Não contassem com ele para o discurso da vitimização tão nosso, tão português. E muito menos para se pôr em bicos de pés. Contassem, isso sim, que desse a cara pelas grandes causas de uma vida, num combate leal e responsável tanto nas vitórias como nas derrotas. Não contaram. Talvez pela falta de adversários à altura, os seus combates foram-se tornando mais solitários. O seu pesado silêncio tem a exacta medida do habitual descaso nacional, quando não da mesquinhez revanchista e interesseira. Com as excepções dos presidentes Eanes e Sampaio, ninguém lhe achou grande préstimo nem dentro nem fora. A vasta experiência internacional dos governos que integrou e das funções de conselheiro e de subdirector da UNESCO que desempenhou entre 84 e 88 não lhe deram o perfil ideal para, ser o nosso candidato a director-geral dessa organização, em 92.
Vítima de alguma injustiça? A pergunta de José Carlos de Vasconcelos, a resposta é previsível, mas nem por isso menos perturbante:
  • Não vejo o caso dessa maneira: tive a intervenção que tive, o meu papel histórico esgotou-se. Sou um cidadão como outro qualquer. Se existe injustiça, não é contra mim, mas generalizada em relação a quase todos os que se bateram contra a ditadura.
A sua inscrição no PS de Jorge Sampaio, em 1991, e o seu apoio à moção Falar É Preciso, de Manuel Alegre, ao Congresso do PS, em 1999, não são já actos políticos. Têm a imensa carga simbólica dos gestos gratuitos ou anacrónicos. Um gesto de soberana liberdade. Um derradeiro e inesperado presente. Imerecido para uns, imprestável para tantos outros, mas seta apontada ao coração e à inteligência dos que o mereciam e que o souberam acolher não como confissão ou testamento, mas como legenda de uma vida. A amizade vigilante de Lobo Antunes fez-lhe o mais belo epitáfio:
  • Quando Ernesto Melo Antunes morreu, vivi no funeral uma das situações mais comoventes e emocionantes da minha vida. Estavam ali os rapazes que fizeram a Revolução, aqueles bravos capitães, companheiros de Ernesto, rapazes que já tinham sessenta anos, choravam como crianças. Homens duros, que tinham provado a sua enorme coragem, mas choravam desconsolados, porque não só perdiam um amigo e um grande homem. Perdiam sobretudo um camarada. Era muito emocionante vê-los tão desolados.
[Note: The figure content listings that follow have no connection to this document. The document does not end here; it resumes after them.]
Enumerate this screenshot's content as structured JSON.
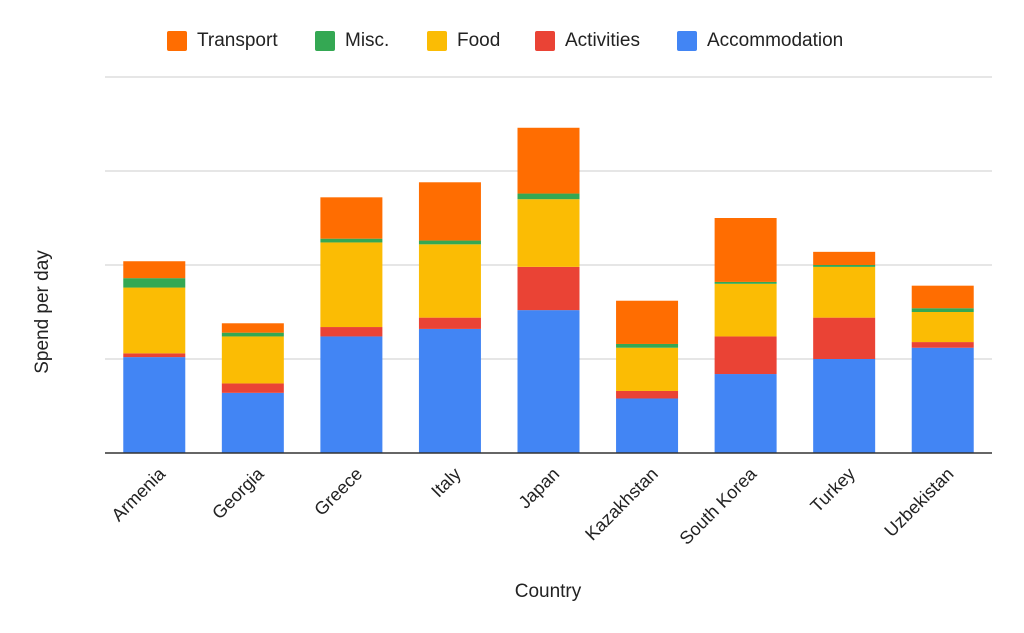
{
  "chart_data": {
    "type": "bar",
    "stacked": true,
    "title": "",
    "xlabel": "Country",
    "ylabel": "Spend per day",
    "ylim": [
      0,
      100
    ],
    "y_tick_labels_shown": false,
    "grid": true,
    "legend_position": "top",
    "categories": [
      "Armenia",
      "Georgia",
      "Greece",
      "Italy",
      "Japan",
      "Kazakhstan",
      "South Korea",
      "Turkey",
      "Uzbekistan"
    ],
    "series": [
      {
        "name": "Accommodation",
        "color": "#4285F4",
        "values": [
          25.5,
          16,
          31,
          33,
          38,
          14.5,
          21,
          25,
          28
        ]
      },
      {
        "name": "Activities",
        "color": "#EA4335",
        "values": [
          1,
          2.5,
          2.5,
          3,
          11.5,
          2,
          10,
          11,
          1.5
        ]
      },
      {
        "name": "Food",
        "color": "#FBBC04",
        "values": [
          17.5,
          12.5,
          22.5,
          19.5,
          18,
          11.5,
          14,
          13.5,
          8
        ]
      },
      {
        "name": "Misc.",
        "color": "#34A853",
        "values": [
          2.5,
          1,
          1,
          1,
          1.5,
          1,
          0.5,
          0.5,
          1
        ]
      },
      {
        "name": "Transport",
        "color": "#FF6D01",
        "values": [
          4.5,
          2.5,
          11,
          15.5,
          17.5,
          11.5,
          17,
          3.5,
          6
        ]
      }
    ],
    "legend": [
      {
        "label": "Transport",
        "color": "#FF6D01"
      },
      {
        "label": "Misc.",
        "color": "#34A853"
      },
      {
        "label": "Food",
        "color": "#FBBC04"
      },
      {
        "label": "Activities",
        "color": "#EA4335"
      },
      {
        "label": "Accommodation",
        "color": "#4285F4"
      }
    ]
  }
}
Chorava-se a morte de Ernesto, e também se choravam muitas outras coisas que não tinham podido acontecer.
Este livro é para nós muito mais do que um imprescindível e precioso documento com que enriquecemos o nosso espólio de História Oral e que entendemos ser o momento de oferecer quer a quem viveu a Revolução, quer a quem a estuda, quer finalmente a quem se sinta minimamente comprometido com a História deste país. É também a homenagem a Ernesto Melo Antunes e aos companheiros que no seu exemplo se revêem e se encontram. Homenagem ao que a História regista e é passado. Mas também às sementes de futuro que nela lançaram. Mas sabemos que os ventos são caprichosos e que há terras sedentas de sementes». In Melo Antunes, O Sonhador Pragmático, Maria Manuela Cruzeiro e Boaventura de Sousa Santos, Histórias da História, Editorial Notícias, 2005, ISBN 972-46-1563-4.